International Transdisciplinary Conference
Performance in Higher Education and Beyond: Rethinking Norms
Academy of Dramatic Art, University of Zagreb, Croatia
30 January – 2 February 2025
fRANKOPANSKA 22
As institutions of higher education, Theatre Academies, Acting Schools and Drama, Performance, Dance, Film and Theatre Departments are primarily focused on teaching and artistic production. However, this inherently involves the establishment and reproduction (or failure to do so) of normative criteria for theoretical reasoning, artistic practices, and pedagogy. With this in mind, we seek to explore how normalized and normalizing practices and behaviours, affective phenomena, and their corresponding modes of affectivity, emotional regimes, and positionings related to identity, trans-individuality, inclusivity, and diversity are produced and perpetuated (or not) via institutions of higher education but also other institutions such as city and state theatres and other cultural centres, independent artistic and cultural organizations, networked publics and social media.
CONFERENCE
We view these institutions of higher education as distinct social “ecosystems,” yet also as integral components of broader networks comprised of diverse actors, organizations, collectives, and individuals. These participants, though often emerging from different, and at times opposing, methodological and artistic perspectives, engage in continuous artistic and social interaction. In doing so, they form and dissolve both temporary and enduring communities. These dynamic ecosystems cultivate environments where diverse approaches and viewpoints coexist—sometimes harmoniously, sometimes in conflict (and everything in-between)—thereby contributing to the ongoing transformation (or stagnation) of both artistic and academic discourse.
We invite proposals that examine how performances operate within their ecosystems today, bearing in mind a broadened concept of performance as not only a theatrical or artistic act but also a wider social practice embedded in higher-education, everyday life, digital spaces, and different realms of civil society.

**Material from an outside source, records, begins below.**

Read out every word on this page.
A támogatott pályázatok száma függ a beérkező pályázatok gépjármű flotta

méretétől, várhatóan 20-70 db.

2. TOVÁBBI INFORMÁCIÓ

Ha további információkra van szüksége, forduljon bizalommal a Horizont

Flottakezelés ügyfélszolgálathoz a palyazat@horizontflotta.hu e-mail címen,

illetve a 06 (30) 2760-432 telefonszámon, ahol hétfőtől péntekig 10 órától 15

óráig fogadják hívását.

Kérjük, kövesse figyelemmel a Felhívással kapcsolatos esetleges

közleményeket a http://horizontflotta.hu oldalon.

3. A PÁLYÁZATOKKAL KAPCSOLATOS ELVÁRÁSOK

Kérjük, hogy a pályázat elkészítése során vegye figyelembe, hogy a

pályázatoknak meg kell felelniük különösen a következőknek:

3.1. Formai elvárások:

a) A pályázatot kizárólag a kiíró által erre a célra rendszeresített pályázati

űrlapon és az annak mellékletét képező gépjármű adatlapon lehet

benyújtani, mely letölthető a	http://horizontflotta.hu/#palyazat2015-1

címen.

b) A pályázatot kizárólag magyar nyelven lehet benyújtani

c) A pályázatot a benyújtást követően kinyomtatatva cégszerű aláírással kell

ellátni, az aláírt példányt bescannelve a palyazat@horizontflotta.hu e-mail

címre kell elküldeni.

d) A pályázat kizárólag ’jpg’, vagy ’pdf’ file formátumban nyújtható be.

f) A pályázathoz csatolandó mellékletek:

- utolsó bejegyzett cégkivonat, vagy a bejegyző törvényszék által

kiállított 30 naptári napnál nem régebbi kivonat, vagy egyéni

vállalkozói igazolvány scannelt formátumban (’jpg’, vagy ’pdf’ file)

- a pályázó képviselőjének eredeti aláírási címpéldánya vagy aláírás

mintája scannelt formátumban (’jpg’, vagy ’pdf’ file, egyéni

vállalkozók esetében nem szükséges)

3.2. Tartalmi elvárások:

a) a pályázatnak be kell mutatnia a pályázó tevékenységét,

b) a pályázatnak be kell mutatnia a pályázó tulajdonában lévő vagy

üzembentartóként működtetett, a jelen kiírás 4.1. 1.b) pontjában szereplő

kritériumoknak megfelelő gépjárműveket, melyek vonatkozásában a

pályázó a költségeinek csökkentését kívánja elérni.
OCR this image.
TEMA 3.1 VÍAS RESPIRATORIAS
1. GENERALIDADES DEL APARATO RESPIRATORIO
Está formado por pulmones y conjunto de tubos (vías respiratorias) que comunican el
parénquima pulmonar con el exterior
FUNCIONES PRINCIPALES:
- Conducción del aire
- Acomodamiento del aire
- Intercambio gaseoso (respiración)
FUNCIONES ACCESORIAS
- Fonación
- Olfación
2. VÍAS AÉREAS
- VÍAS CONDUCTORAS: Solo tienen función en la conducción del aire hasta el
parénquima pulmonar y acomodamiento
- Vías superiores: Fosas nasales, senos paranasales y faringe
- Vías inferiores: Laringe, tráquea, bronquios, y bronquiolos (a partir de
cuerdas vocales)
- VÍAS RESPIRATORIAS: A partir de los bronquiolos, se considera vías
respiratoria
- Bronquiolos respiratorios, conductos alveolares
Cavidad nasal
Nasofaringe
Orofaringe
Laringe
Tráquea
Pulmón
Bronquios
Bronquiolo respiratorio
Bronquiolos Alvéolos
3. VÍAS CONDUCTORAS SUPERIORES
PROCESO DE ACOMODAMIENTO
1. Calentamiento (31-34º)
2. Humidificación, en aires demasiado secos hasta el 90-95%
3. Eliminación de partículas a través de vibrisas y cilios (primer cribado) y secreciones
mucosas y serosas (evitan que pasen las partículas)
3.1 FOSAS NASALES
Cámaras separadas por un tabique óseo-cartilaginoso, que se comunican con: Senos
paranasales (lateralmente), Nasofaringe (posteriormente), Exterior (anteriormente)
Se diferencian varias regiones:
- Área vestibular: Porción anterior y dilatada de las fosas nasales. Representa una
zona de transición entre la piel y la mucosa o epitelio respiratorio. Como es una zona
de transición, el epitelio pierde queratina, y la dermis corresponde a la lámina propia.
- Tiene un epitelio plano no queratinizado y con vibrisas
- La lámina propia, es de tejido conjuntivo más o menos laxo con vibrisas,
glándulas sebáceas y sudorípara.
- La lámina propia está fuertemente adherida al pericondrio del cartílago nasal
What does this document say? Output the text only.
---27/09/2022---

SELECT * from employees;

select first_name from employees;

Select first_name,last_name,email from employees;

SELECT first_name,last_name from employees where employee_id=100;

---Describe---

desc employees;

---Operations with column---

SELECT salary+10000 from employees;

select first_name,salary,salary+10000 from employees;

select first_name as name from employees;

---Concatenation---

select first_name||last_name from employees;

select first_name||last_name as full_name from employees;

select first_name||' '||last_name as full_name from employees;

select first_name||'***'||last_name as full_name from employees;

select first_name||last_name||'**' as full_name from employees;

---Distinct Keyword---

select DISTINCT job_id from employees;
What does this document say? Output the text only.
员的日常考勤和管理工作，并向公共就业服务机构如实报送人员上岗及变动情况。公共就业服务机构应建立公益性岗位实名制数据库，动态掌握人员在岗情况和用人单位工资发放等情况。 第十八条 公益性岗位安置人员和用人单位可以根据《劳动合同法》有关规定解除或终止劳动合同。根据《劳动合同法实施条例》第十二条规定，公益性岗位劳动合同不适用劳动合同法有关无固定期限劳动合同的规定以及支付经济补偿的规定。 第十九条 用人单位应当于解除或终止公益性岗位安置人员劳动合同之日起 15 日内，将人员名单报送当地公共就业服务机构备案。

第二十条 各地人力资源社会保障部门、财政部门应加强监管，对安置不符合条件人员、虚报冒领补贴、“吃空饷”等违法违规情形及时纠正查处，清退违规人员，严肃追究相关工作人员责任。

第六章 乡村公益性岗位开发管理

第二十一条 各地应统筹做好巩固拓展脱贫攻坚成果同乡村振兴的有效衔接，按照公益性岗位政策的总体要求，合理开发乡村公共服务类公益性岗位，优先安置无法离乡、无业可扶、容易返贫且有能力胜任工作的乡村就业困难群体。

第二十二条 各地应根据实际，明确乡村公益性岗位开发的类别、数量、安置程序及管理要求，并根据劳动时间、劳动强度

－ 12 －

Close to 25 years ago, Jon McKenzie in his “Perform or else” (2001) highlighted the intricate interconnectedness between managerial paradigms and artistic practices. Today we can see the extending of the paradigm even further, in the mundane field of everyday communication, but also in the very processes of our subjects’ formation in artistic fields. Bojana Kunst (2015) stressed the significance of the neoliberal paradigm for the artists’ self-understanding. The production of subjectivities in the art sphere, heavily influenced by neoliberal paradigm, puts significant weight on individualism, entrepreneurship and extreme flexibility, which in turn hinders serious and dedicated work on art productions.
Moreover, such principles structure the logic of universities’ management, thus significantly favouring models from the STEM field, which then produces serious damage to already underfunded arts and humanities (as elaborated in Nussbaum, 2010). Having this in mind, we put forward the question from the title: do we even know what is going on? We clearly witness rapid and sometimes irreversible transformations of higher education, but can we recognize, and then cope with their structural consequences? What kind of pedagogical apparatus do we use to meet the ever-emerging new challenges (such as the prevalence of Youtube tutorials as opposed to learning from books or papers)?
Drawing on theoretical frameworks from performance studies, affect theory, particularly Ahmed’s theory of affective economies (2004), critical pedagogy and sociocultural studies, this conference seeks to foster interdisciplinary and transdisciplinary dialogue on how performances interact with the ecosystems that shape them and, in turn, how they influence societal structures, institutions and norms that regulate their functioning – or how they fail to do so. Moreover,drawing on Lennard Davis’ work on disability studies and the social construction of normalcy (2013), we wish to interrogate how performances reinforce, maintain, complicate or disrupt normative standards related to gender, race, class, sexuality, and ability, challenging thus deeply entrenched ableism present in artistic pedagogies, while moving beyond the rhetoric of inclusion in the attempt to truly rethink how we define success, participation and access (Dolmage 2017).
We invite theoretical contributions, artistic interventions and auto-poetic investigations, as well as case studies related to the suggested issues. We also encourage candidates to find ways of resisting the urge to be hyper productive as a measure of academic legitimacy.
We invite scholars and artists, both affiliated and independent, to submit an abstract (300 words), a biographical note (150 words), and a visual contribution relating to the abstract (a photograph, drawing, or similar) to Goran Pavlić at gpavlic@adu.hr and Una Bauer at una@adu.hr by 30 November 2024.
Selected participants may also be invited to publish their contributions in an edited collection.
Deadline for proposals: 30 November 2024.
Presenters will be notified of acceptance by 7 December 2024.
Conference is in-person only.
Conference registration fee is 30 euros for affiliated participants, while there is no fee for independent participants.